Going back in time for more historical comparisons, I went through every Derby since 1973 (the first year of the graded stakes system) to find what Derbies also had the third quarter of the race run in 25 seconds or more. Besides 2018, it has happened only six times in the past 46 years:
Note that 1991 was the first year in which races were timed in hundredths. Prior to 1991, races were timed in fifths of seconds and are shown and calculated as such in the table above.
Importantly, in five of the six races listed above, the first quarter-mile times were run in under 23 seconds. It’s expected that if horses run fast early, then they’ll begin slowing down as early as the third-quarter mile into the race.
The chart below shows the position of the winner at each point of call and adds some context to how these races were won.
Only two winners in these six races before Justify were near the early pace and held on to win: Smarty Jones in 2004 and Affirmed in 1978.

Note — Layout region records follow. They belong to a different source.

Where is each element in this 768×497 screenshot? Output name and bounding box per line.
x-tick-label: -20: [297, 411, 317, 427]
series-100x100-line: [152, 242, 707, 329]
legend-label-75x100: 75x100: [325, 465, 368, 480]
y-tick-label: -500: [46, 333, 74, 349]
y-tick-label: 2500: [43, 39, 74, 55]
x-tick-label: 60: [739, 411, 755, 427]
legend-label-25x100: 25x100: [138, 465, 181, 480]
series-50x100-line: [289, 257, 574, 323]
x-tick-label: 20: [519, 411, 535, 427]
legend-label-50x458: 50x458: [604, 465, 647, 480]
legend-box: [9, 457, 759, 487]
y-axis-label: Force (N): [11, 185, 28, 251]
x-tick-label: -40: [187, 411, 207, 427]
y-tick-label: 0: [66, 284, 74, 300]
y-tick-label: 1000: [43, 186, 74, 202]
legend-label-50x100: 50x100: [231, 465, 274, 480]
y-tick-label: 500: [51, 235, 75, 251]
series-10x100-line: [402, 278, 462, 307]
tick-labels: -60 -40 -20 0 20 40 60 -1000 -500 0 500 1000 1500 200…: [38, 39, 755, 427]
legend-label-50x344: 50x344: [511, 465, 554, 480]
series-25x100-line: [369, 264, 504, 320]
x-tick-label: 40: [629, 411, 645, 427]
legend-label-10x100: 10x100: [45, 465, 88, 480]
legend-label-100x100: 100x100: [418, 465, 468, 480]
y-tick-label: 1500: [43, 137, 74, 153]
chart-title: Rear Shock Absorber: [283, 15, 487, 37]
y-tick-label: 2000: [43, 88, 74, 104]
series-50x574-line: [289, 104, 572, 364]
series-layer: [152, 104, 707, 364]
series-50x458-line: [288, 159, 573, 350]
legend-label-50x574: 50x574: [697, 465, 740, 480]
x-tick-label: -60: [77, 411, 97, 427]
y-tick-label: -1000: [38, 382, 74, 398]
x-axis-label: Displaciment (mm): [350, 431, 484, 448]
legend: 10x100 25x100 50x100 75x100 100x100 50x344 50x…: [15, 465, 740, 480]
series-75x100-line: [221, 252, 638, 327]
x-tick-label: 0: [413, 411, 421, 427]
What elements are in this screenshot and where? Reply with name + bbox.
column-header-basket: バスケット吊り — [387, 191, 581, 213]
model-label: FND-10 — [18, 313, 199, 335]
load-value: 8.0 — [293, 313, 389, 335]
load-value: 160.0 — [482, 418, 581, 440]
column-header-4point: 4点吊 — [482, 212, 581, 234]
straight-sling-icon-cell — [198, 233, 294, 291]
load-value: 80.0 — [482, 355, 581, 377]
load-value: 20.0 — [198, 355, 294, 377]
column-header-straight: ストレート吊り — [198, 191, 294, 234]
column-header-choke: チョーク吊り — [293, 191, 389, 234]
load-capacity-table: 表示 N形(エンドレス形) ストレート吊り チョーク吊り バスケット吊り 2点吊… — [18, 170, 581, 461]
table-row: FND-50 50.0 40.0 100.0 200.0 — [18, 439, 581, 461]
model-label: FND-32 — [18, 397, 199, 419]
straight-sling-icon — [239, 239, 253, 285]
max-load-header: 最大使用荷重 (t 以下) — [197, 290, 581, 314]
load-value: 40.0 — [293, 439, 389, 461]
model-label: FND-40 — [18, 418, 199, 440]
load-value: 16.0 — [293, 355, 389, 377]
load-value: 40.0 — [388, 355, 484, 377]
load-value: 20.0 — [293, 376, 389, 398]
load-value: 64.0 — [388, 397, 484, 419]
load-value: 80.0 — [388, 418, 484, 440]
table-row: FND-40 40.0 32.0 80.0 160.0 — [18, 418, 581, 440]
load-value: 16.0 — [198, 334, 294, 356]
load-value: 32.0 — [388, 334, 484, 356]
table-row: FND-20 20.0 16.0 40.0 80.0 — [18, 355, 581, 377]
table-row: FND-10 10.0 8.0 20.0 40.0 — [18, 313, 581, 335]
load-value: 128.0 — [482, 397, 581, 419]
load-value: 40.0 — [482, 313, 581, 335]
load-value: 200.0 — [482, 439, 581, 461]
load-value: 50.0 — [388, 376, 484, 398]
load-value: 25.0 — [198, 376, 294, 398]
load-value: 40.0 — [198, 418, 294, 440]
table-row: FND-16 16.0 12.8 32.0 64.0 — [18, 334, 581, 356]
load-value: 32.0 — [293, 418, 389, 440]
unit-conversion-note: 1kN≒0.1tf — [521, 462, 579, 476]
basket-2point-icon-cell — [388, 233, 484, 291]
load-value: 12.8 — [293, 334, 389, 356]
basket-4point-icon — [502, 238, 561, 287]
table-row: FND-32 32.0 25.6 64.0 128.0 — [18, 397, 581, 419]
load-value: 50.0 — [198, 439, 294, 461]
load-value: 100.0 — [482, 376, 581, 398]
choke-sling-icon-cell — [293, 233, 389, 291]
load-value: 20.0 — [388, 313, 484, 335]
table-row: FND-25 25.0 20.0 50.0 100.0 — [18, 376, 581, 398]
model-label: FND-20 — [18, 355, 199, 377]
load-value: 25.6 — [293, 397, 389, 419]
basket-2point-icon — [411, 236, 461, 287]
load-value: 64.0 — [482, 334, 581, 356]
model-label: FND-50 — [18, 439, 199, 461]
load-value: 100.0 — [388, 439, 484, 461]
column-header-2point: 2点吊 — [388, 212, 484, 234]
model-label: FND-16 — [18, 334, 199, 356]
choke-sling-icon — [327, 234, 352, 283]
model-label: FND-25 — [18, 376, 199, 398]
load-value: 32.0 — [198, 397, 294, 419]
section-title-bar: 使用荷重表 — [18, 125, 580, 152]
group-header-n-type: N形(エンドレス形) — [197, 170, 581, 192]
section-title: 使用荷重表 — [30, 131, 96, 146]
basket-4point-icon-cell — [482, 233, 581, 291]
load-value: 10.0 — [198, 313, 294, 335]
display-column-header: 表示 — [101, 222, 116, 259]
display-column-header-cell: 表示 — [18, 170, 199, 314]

What’s eerily similar between Smarty Jones and Justify’s Derby wins is that the sloppy track conditions were the same 14 years apart. When I asked veteran photographers at this year’s Derby if it had ever been this rainy, many of them said that 2004 was just like this. Additionally, when I wrote the Derby Pace Thesis, the 2004 Derby was noted as a key race to compare to 2018, with an expected similar pace dynamic. Affirmed’s Derby was run over a fast track, and Brisnet past performances don’t exist from 1978, so unfortunately, we’ll never know how that one lines up.
Smarty Jones would win the Preakness Stakes before losing the Belmont Stakes by only 1 length in his attempt for a Triple Crown. Affirmed is the 11th Triple Crown winner and an all-time great.
The numbers from Justify’s Derby put him in the same category as Smarty Jones and Affirmed. The fact that he was on a hot pace and held off all challengers late supports the notion that he is a special horse that has a very good chance to capture a Triple Crown (if he can stay healthy and in good form).
Will Justify become the lucky 13th Triple Crown winner? Or, is a horse like Birdstone lurking to take him down, like what happened to Smarty Jones?
The next five weeks along the Triple Crown trail are always enthralling, but historical data hints that Justify may soon put himself amongst the all-time greats.